Colite ischémique et antipsychotiques atypiques

Les antipsychotiques atypiques se distinguent des antipsychotiques conventionnels par leur moindre affinité pour les récepteurs dopaminergique et par une affinité pour d’autres types de récepteurs, notamment sérotoninergiques, histaminergiques, cholinergiques et alpha-adrénergiques. Ceci leur a permis de revendiquer l’absence d’effets extrapyramidaux ou d’hyperprolactinémie.

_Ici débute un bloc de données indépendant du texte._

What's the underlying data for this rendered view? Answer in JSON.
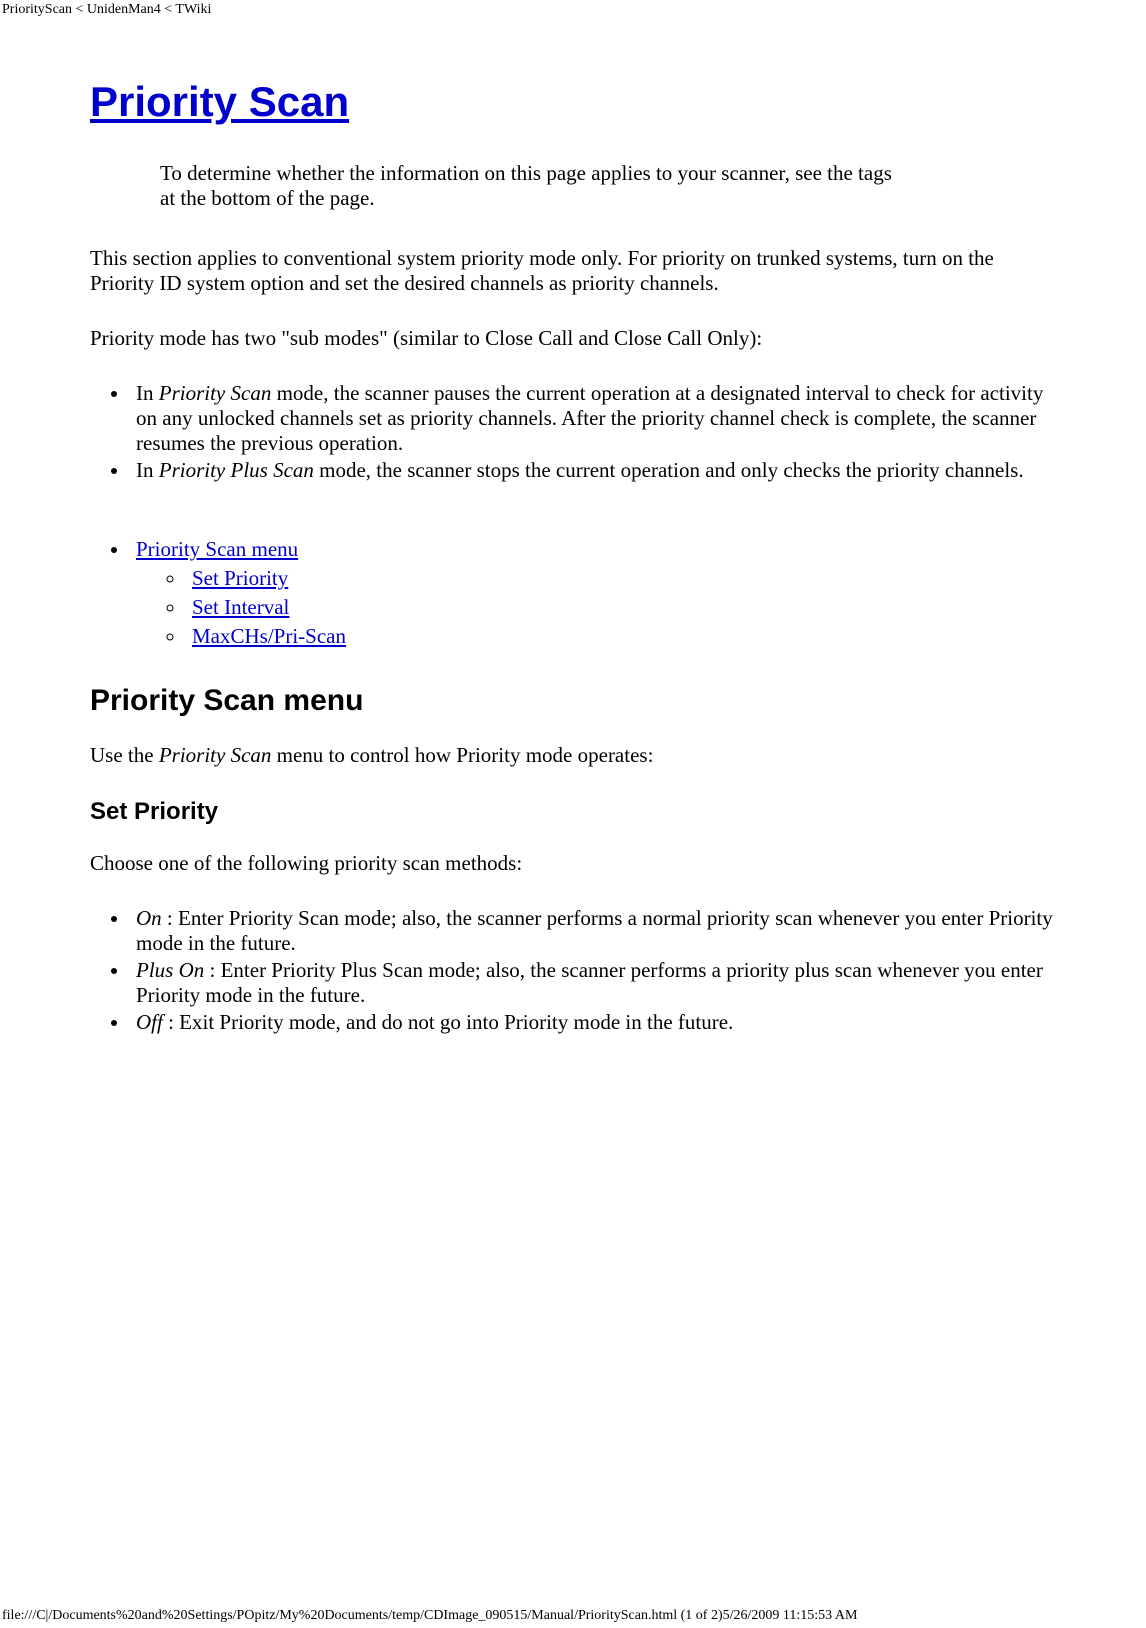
{
  "headerTag": "PriorityScan < UnidenMan4 < TWiki",
  "title": "Priority Scan",
  "intro": "To determine whether the information on this page applies to your scanner, see the tags at the bottom of the page.",
  "para1": "This section applies to conventional system priority mode only. For priority on trunked systems, turn on the Priority ID system option and set the desired channels as priority channels.",
  "para2": "Priority mode has two \"sub modes\" (similar to Close Call and Close Call Only):",
  "modes": {
    "scan": {
      "em": "Priority Scan",
      "before": "In ",
      "after": " mode, the scanner pauses the current operation at a designated interval to check for activity on any unlocked channels set as priority channels. After the priority channel check is complete, the scanner resumes the previous operation."
    },
    "plus": {
      "em": "Priority Plus Scan",
      "before": "In ",
      "after": " mode, the scanner stops the current operation and only checks the priority channels."
    }
  },
  "toc": {
    "main": "Priority Scan menu",
    "sub": [
      "Set Priority",
      "Set Interval",
      "MaxCHs/Pri-Scan"
    ]
  },
  "h2": "Priority Scan menu",
  "usePara": {
    "before": "Use the ",
    "em": "Priority Scan",
    "after": " menu to control how Priority mode operates:"
  },
  "h3": "Set Priority",
  "choosePara": "Choose one of the following priority scan methods:",
  "methods": {
    "on": {
      "em": "On",
      "rest": " : Enter Priority Scan mode; also, the scanner performs a normal priority scan whenever you enter Priority mode in the future."
    },
    "plusOn": {
      "em": "Plus On",
      "rest": " : Enter Priority Plus Scan mode; also, the scanner performs a priority plus scan whenever you enter Priority mode in the future."
    },
    "off": {
      "em": "Off",
      "rest": " : Exit Priority mode, and do not go into Priority mode in the future."
    }
  },
  "footer": "file:///C|/Documents%20and%20Settings/POpitz/My%20Documents/temp/CDImage_090515/Manual/PriorityScan.html (1 of 2)5/26/2009 11:15:53 AM"
}
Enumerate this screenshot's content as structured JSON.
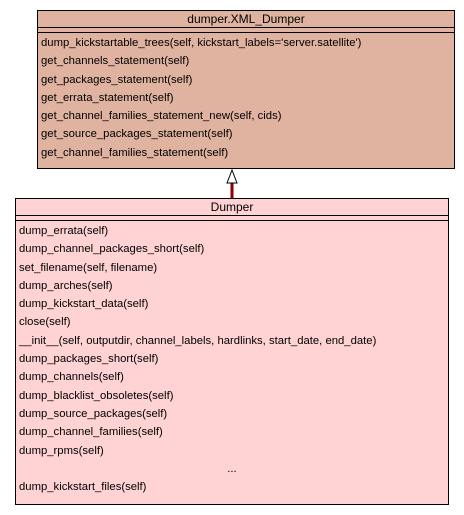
{
  "parent_class": {
    "name": "dumper.XML_Dumper",
    "attributes": [],
    "methods": [
      "dump_kickstartable_trees(self, kickstart_labels='server.satellite')",
      "get_channels_statement(self)",
      "get_packages_statement(self)",
      "get_errata_statement(self)",
      "get_channel_families_statement_new(self, cids)",
      "get_source_packages_statement(self)",
      "get_channel_families_statement(self)"
    ],
    "color": "#e0b3a0"
  },
  "child_class": {
    "name": "Dumper",
    "attributes": [],
    "methods": [
      "dump_errata(self)",
      "dump_channel_packages_short(self)",
      "set_filename(self, filename)",
      "dump_arches(self)",
      "dump_kickstart_data(self)",
      "close(self)",
      "__init__(self, outputdir, channel_labels, hardlinks, start_date, end_date)",
      "dump_packages_short(self)",
      "dump_channels(self)",
      "dump_blacklist_obsoletes(self)",
      "dump_source_packages(self)",
      "dump_channel_families(self)",
      "dump_rpms(self)",
      "...",
      "dump_kickstart_files(self)"
    ],
    "color": "#ffd3d3"
  },
  "relation": {
    "type": "inheritance",
    "from": "Dumper",
    "to": "dumper.XML_Dumper",
    "color": "#8b0000"
  }
}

En France, six antipsychotiques atypiques sont commercialisés : amisulpride, aripiprazole, clozapine, olanzapine, quétiapine, rispéridone.

La colite ischémique et/ou nécrosante se définit comme une nécrose partielle ou totale du colon et/ou de l’intestin grêle, de topographie variable, à point de départ muqueux, d’évolution transmurale, sans oblitération vasculaire mésentérique. L’évolution se fait en 2 temps avec des signes fonctionnels digestifs (douleurs abdominales paroxystiques, diarrhée fétide ou sanglante, vomissements) au cours des 24 premières heures, puis une phase d’état avec altération sévère de l’état général, discordante avec un syndrome abdominal souvent moins alarmant. La douleur est localisée préférentiellement au flanc gauche, sans irradiation dorsale, avec des vomissements dans 20% des cas. La diarrhée peut alors disparaître et le tableau est celui d’une péritonite « asthénique » avec silence abdominal. L’évolution spontanée se fait en 2 à 3 jours vers le décès dans un contexte de choc septique.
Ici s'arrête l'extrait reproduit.